How about this proof:

given: e^(i * pi) = -1

e^(3 * i * pi) = e^(i * pi) * e^(i * pi) * e^(i * pi) = -1 * -1 * -1 = -1

therefore:
e^(i * pi) = e^(3 * i * pi)

ln e^(i * pi) = ln e^(3 * i * pi)

(i * pi) ln e = (3 * i * pi) ln e

i * pi = 3 * i * pi

1 = 3

[JVN]

Back when I was 229 Team Leader, I got a random email from some mathematician out to prove that dividing something by zero actually equaled zero.

http://members.lycos.co.uk/zerobyzero/

It's pretty weird.
It was definitely strange to get an email from him, apparently he just searched the net randomly for people to hear his theory, and our team name ("Division by Zero") led him to me.

[Jeremy_Mc]

Quote:

Originally Posted by JVN

Back when I was 229 Team Leader, I got a random email from some mathematician out to prove that dividing something by zero actually equaled zero.

http://members.lycos.co.uk/zerobyzero/

It's pretty weird.
It was definitely strange to get an email from him, apparently he just searched the net randomly for people to hear his theory, and our team name ("Division by Zero") led him to me.

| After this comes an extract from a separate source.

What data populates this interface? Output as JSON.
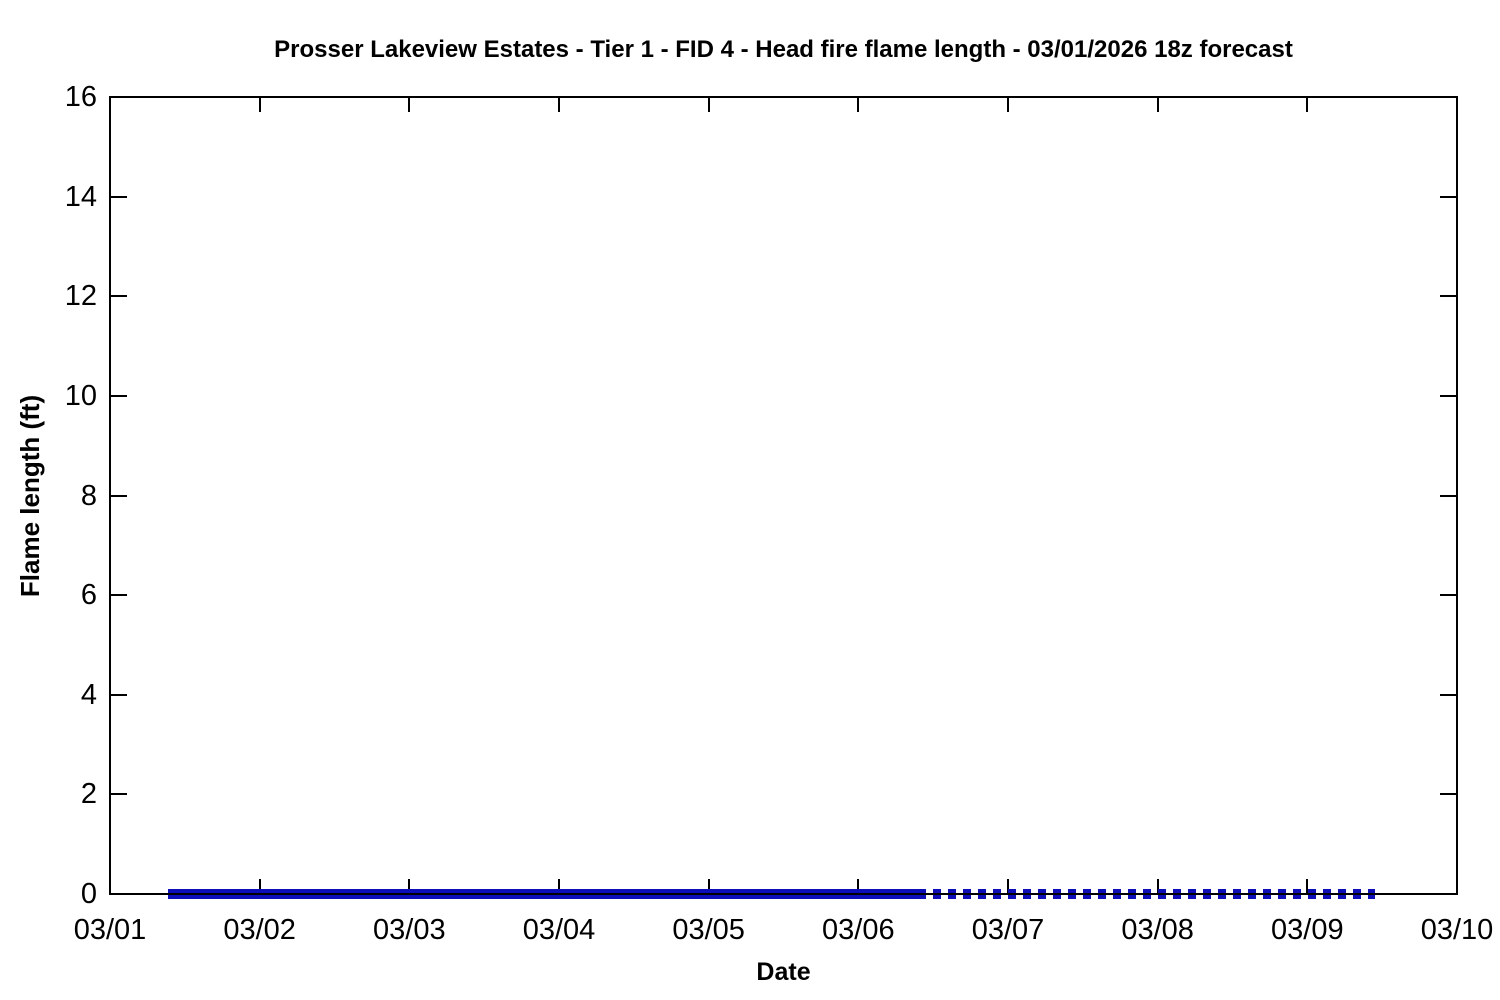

Haha that site makes me laugh...

Some of the theories on there are cool...but most of them are just kind of strange. He really likes the number zero...

His samples really don't add up to me, though.

Ex:

(1/2) / (0/2) = (1/2) * (2/0) = 0

You can't divide something into portions of zero! I know he's using the basis of cross multiplication but yeah...it's still wrong.

Back to the topic at hand, the last proposed proof (the e^x one) has officially blown my mind. I think it's time for a cookie.

[Grommit]

Mathematicians would agree that .999... and 1 represent the same real number. In fact, from my real analysis book, "Elementary Analysis" by Kenneth Ross, it says:
[short proof, similar to above]
"Thus 0.9999... and 1.0000... are different decimal expansions that represent the same real number!"
Later on the book proves that the only case where this can occur is when the two expansions for the same real number end in an infinite series of nines and infinite series of zeros.

[n00b]

Quote:

Originally Posted by dk5sm5luigi

How about this proof:

given: e^(i * pi) = -1

e^(3 * i * pi) = e^(i * pi) * e^(i * pi) * e^(i * pi) = -1 * -1 * -1 = -1

therefore:
e^(i * pi) = e^(3 * i * pi)

ln e^(i * pi) = ln e^(3 * i * pi)

(i * pi) ln e = (3 * i * pi) ln e

i * pi = 3 * i * pi

1 = 3

major probelm: you cannot take the ln of a negative number. therefore, the term ln e^(i * pi) cannot exist. i have another one of those phony proofs, its kinda fun:

let a=1, b=1
a = a
a^2 = ab
a^2 - b^2 = ab - b^2
(a + b)(a - b) = b(a - b)
a + b = b
1 + 1 = 1

have fun =D

[n00b]

Quote:

Originally Posted by Solace

while we're bending the rules of mathematics, how about this one?

1 = 1

-1 = -1

-1/1 = -1/1

-1/1 = -1/1(-1/-1)

-1/1 = 1/-1

(-1/1)^.5 = (1/-1)^.5

((-1)^.5) / (1^.5) = (1^.5) / ((-1)^.5)
cross multiply, and you get

((-1)^.5) * ((-1)^.5) = (1^.5) * (1^.5)

-1 = 1

discuss that one why don't ya

square rooting then squaring again cause a loss of information. consider:
x = 3, y = -3
x^2 = y^2
sqrt(x^2) = sqrt(y^2) sqrt = square root of
however, x != y even though sqrt(x^2) = x and sqrt(y^2) = y and sqrt(x^2) = sqrt(y^2).